Between 1754 and 1758, Roquefeuil acted as second in command of a squadron in the Antilles, under La Galissonnière, Périer then Bompart. Promoted to chef d'escadre des Armées navales on 1 January 1761, at only 47 years old, and received the command of the ships and port at Brest, to which the king added command of Brest's town and castle and the Isle of Ushant on 25 March 1762 (three positions his father had already held). In a brief presentation the navy minister wrote to the king about Roquefeuil, who approved in his own hand "He has served for nearly 40 years in the Navy, on 16 campaigns, has held 4 commands at sea and has for 5 years commanded the Port of Brest to the satisfaction of His Majesty". Aged 52, he was on 3 August 1766 made lieutenant general, retaining his Brest commands, where he and the minister Duc de Praslin were allowed to promote the new "Académie royale de marine", under royal patronage, in April 1769 – Roquefeuil became its first director. He was promoted to vice-amiral on 6 April 1781 as well as Grand Croix of the Ordre royal et militaire de Saint-Louis.

Roquefeuil died at Bourbonne-les-Bains on 10 July 1782.

==Assessment==
During his twenty-year command (1761–1781), he directed the development of the French Navy, the Brest fleet, and the port of Brest, followed by two years of service as vice-admiral until his death. His administration was characterized by a commitment to modernization and organizational reform.

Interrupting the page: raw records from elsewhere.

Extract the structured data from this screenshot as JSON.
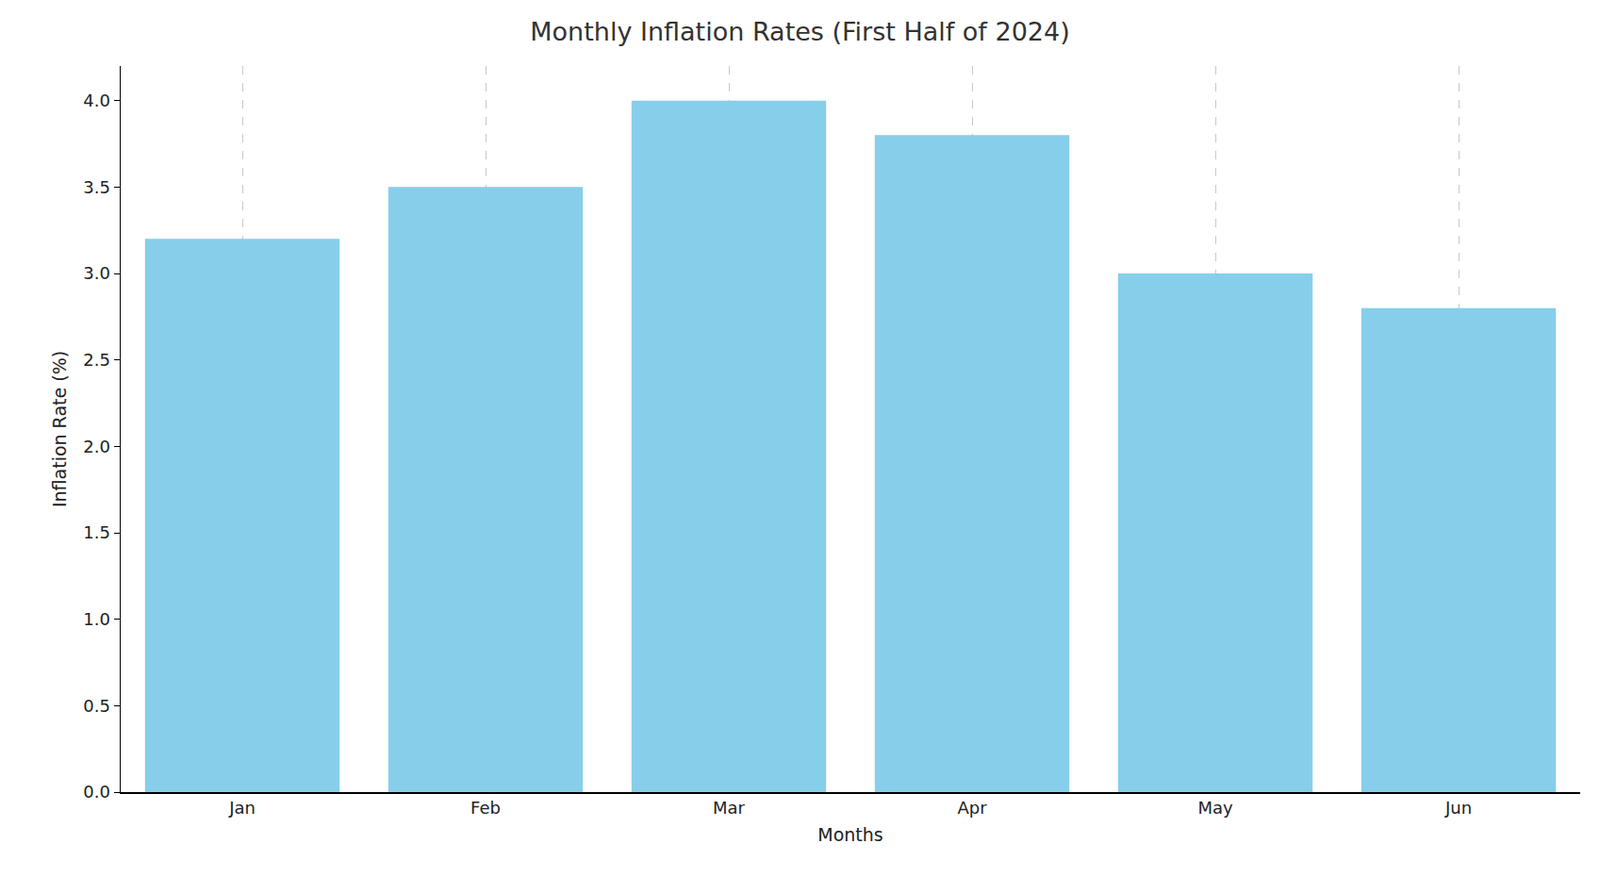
{
  "chart_data": {
    "type": "bar",
    "title": "Monthly Inflation Rates (First Half of 2024)",
    "x_label": "Months",
    "y_label": "Inflation Rate (%)",
    "categories": [
      "Jan",
      "Feb",
      "Mar",
      "Apr",
      "May",
      "Jun"
    ],
    "values": [
      3.2,
      3.5,
      4.0,
      3.8,
      3.0,
      2.8
    ],
    "color": "#87ceeb",
    "ylim": [
      0,
      4.2
    ],
    "yticks": [
      {
        "value": 0,
        "label": "0.0"
      },
      {
        "value": 0.5,
        "label": "0.5"
      },
      {
        "value": 1,
        "label": "1.0"
      },
      {
        "value": 1.5,
        "label": "1.5"
      },
      {
        "value": 2,
        "label": "2.0"
      },
      {
        "value": 2.5,
        "label": "2.5"
      },
      {
        "value": 3,
        "label": "3.0"
      },
      {
        "value": 3.5,
        "label": "3.5"
      },
      {
        "value": 4,
        "label": "4.0"
      }
    ],
    "grid": true
  }
}
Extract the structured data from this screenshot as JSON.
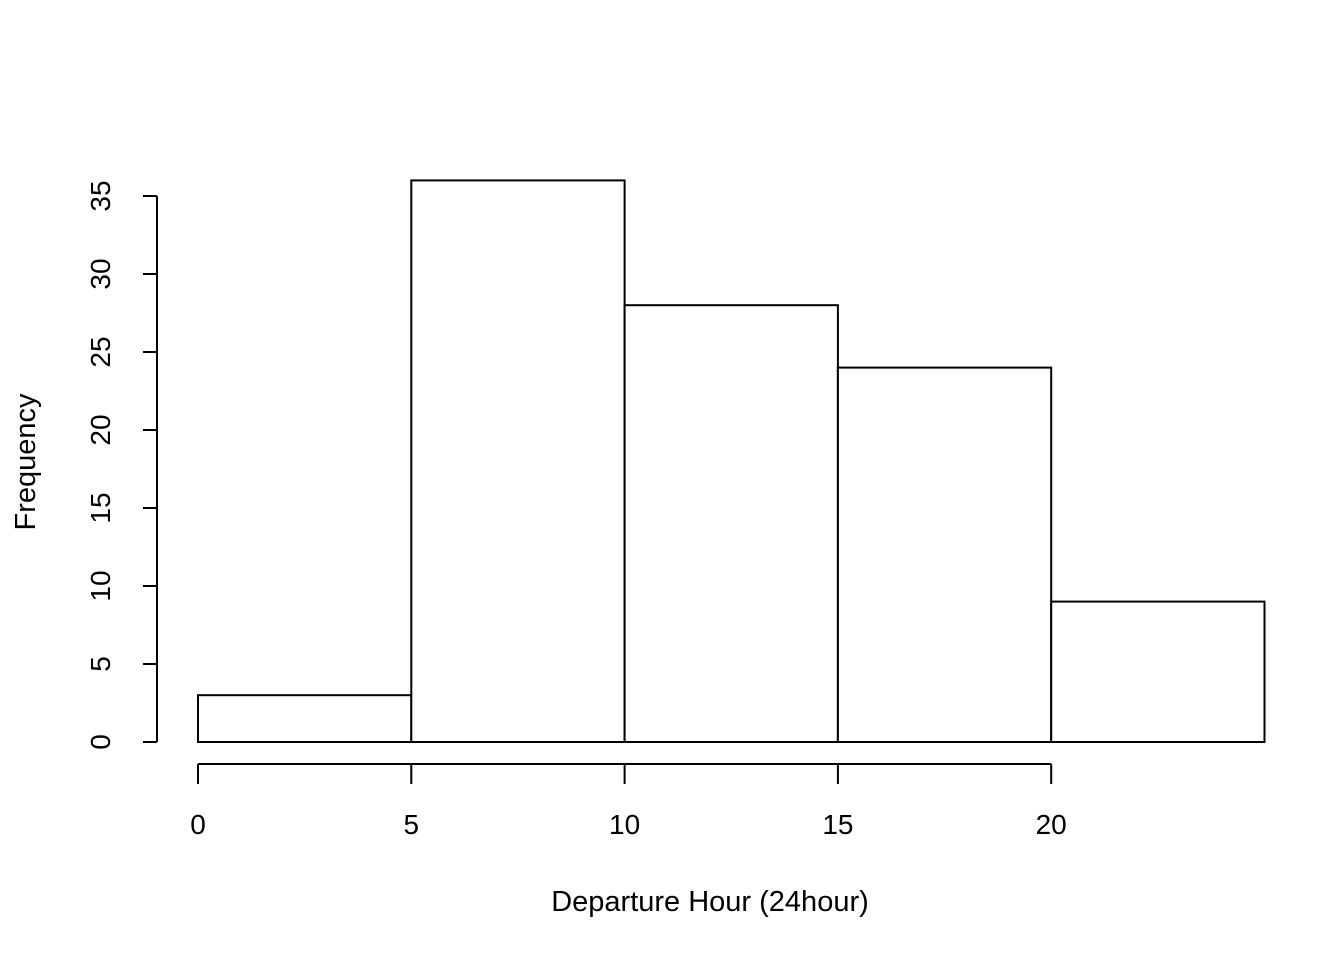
{
  "chart_data": {
    "type": "bar",
    "title": "",
    "xlabel": "Departure Hour (24hour)",
    "ylabel": "Frequency",
    "bins": [
      {
        "start": 0,
        "end": 5,
        "count": 3
      },
      {
        "start": 5,
        "end": 10,
        "count": 36
      },
      {
        "start": 10,
        "end": 15,
        "count": 28
      },
      {
        "start": 15,
        "end": 20,
        "count": 24
      },
      {
        "start": 20,
        "end": 25,
        "count": 9
      }
    ],
    "xlim": [
      0,
      25
    ],
    "ylim": [
      0,
      36
    ],
    "x_ticks": [
      "0",
      "5",
      "10",
      "15",
      "20"
    ],
    "y_ticks": [
      "0",
      "5",
      "10",
      "15",
      "20",
      "25",
      "30",
      "35"
    ],
    "grid": false,
    "legend": "none"
  }
}
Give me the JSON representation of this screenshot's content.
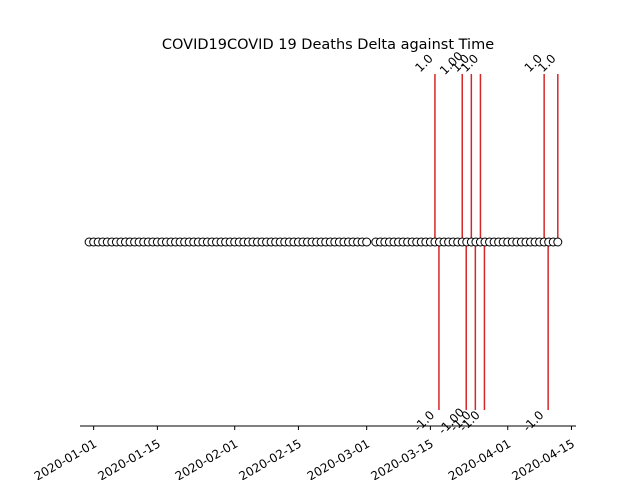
{
  "chart_data": {
    "type": "scatter",
    "title": "COVID19COVID 19 Deaths Delta against Time",
    "xlabel": "",
    "ylabel": "",
    "x_axis": {
      "scale": "date",
      "range": [
        "2019-12-29",
        "2020-04-16"
      ],
      "tick_labels": [
        "2020-01-01",
        "2020-01-15",
        "2020-02-01",
        "2020-02-15",
        "2020-03-01",
        "2020-03-15",
        "2020-04-01",
        "2020-04-15"
      ]
    },
    "y_axis_visible": false,
    "grid": false,
    "marker_series": {
      "start": "2019-12-31",
      "end": "2020-04-12",
      "step_days": 1,
      "missing": [
        "2020-03-02"
      ],
      "marker": "open-circle"
    },
    "events": [
      {
        "date": "2020-03-16",
        "value": "1.0",
        "label_display": "1.0",
        "direction": "up"
      },
      {
        "date": "2020-03-16",
        "value": "-1.0",
        "label_display": "-1.0",
        "direction": "down"
      },
      {
        "date": "2020-03-22",
        "value": "1.0",
        "label_display": "1.00",
        "direction": "up"
      },
      {
        "date": "2020-03-22",
        "value": "-1.0",
        "label_display": "-1.00",
        "direction": "down"
      },
      {
        "date": "2020-03-24",
        "value": "1.0",
        "label_display": "1.0",
        "direction": "up"
      },
      {
        "date": "2020-03-24",
        "value": "-1.0",
        "label_display": "-1.0",
        "direction": "down"
      },
      {
        "date": "2020-03-26",
        "value": "1.0",
        "label_display": "1.0",
        "direction": "up"
      },
      {
        "date": "2020-03-26",
        "value": "-1.0",
        "label_display": "-1.0",
        "direction": "down"
      },
      {
        "date": "2020-04-09",
        "value": "1.0",
        "label_display": "1.0",
        "direction": "up"
      },
      {
        "date": "2020-04-09",
        "value": "-1.0",
        "label_display": "-1.0",
        "direction": "down"
      },
      {
        "date": "2020-04-12",
        "value": "1.0",
        "label_display": "1.0",
        "direction": "up"
      }
    ],
    "colors": {
      "stem": "#d62728",
      "marker_edge": "#000000",
      "marker_fill": "#ffffff",
      "axis": "#000000"
    }
  }
}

Under his leadership, he secured funding from the crown and oversight of the design, construction, and outfitting of several well-equipped vessels. This period saw the creation of what is historically referred to as the "Fleet of Louis XVI," noted for its operational coherence.

While not a widely recognized public figure, naval historians identify him as a primary figure in the execution of the naval policies of Louis XV and Louis XVI. These efforts contributed significantly to the naval capabilities that supported French and American forces during the American Revolutionary War.